Indigenous communities are also capitalizing on tourism opportunities and creating thriving businesses.

I was thrilled to see the documentary on the Carcross/Tagish First Nation mountain bike trails in Yukon.  

The youths built the trails out of old hunting paths and turned them into the one of the most popular mountain biking destinations in the world.  

Every Friday the paths are closed so that the youth can ride them and determine the areas in need of repair. They have a sense of ownership and pride as they know they are part of building economic opportunity for the whole community.

I loved learning at the T’Sou-ke Nation about their prosperous oyster farm providing seed oysters to other communities, and their wasabi greenhouse project which supplies Vancouver restaurants and harvests solar energy providing free electricity for plug-in cars at the band office.

From the hunting, fishing and gathering projects in Kluani First Nation in Yukon, to the new chicken and vegetable farming in Garden Hill....it's exciting to see traditional ways together with innovative to approaches to tackle the pressing issues of food security in remote and rural communities.  

I want to end with two thoughts.  

First, we want to partner with you on building on the strengths and assets you already have in your communities.  You have the power to determine the future of your communities.  We are here to help you do what you know you need to do.  We are committed to help you build FN led institutions and FN led governments.

And last, I want to leave you with a message of hope, and it’s about youth.

As the Prime Minister says, youth are not only our future – they are our present.

Today, Indigenous youth are aspiring to develop a strong personal and cultural identity - to walk in both worlds as Chief Dan George said.

So in closing I want us to remember Poundmaker's trail... but also remind you about my trip with the youth from LaLoche last summer of the North Saskatchewan river.

If you recall we paddled for 3 hours …… we beached our canoe on this huge rock….. we had to get out and walk our cane through water too shallow to paddle ….. but the current was with us and we got to our destination.

The current is with us. We need to use this historic opportunity wisely and boldly. When we hit a rock, we have to move the weight around and float the canoe back into the water…. we can’t give up and say ‘see we always hit a rock’ ….  We have to think our way through the shallow water …. Everyone gets out together and walks he canoe into deeper water….

I am looking forward to walking this trail with you. I look forward to paddling this river with you. The strong current is going to get us to a new place in our relationship.  

Canadians want this to work. They want to help.
And they, like all of us, want to confront and end the systemic racism towards Indigenous peoples that still exists in our society and our institutions. And we need to bring them along with us as allies on this journey of reconciliation.

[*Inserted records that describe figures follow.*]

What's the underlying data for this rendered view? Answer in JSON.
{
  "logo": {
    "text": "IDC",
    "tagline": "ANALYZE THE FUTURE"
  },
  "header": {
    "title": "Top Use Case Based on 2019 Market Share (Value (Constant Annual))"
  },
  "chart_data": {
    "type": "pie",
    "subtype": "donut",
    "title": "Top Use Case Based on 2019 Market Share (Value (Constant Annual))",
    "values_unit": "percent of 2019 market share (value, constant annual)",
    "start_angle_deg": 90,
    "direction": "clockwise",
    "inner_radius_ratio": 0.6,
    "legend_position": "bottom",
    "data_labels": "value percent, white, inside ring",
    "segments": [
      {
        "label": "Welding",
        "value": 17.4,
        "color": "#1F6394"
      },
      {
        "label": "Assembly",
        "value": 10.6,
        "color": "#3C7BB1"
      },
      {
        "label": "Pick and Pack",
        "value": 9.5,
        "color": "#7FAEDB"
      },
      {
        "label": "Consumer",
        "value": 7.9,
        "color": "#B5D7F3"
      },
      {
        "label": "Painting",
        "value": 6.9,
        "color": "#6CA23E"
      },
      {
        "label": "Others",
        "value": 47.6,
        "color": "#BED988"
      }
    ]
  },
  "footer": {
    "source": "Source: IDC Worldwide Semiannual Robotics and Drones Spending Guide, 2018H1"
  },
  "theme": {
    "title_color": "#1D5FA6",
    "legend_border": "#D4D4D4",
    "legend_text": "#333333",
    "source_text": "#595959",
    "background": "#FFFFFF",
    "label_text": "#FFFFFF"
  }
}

Max Fine Day of Canadian Roots inspires us with the amazing 87% of non-indigenous youth who think they will see reconciliation in their lifetime.
    
You have chosen the theme of your conference well…Our priority: Our Children, Our Future.   
 
With your amazing leadership, together we can get this done. Your children and grandchildren will thank you.

Together, we can and will clear Poundmaker's trail so that “nation-to-nation” is something we live and breathe within our lifetime.

Thank you. Merci. Chi-Meegwetch. Mahsi Cho.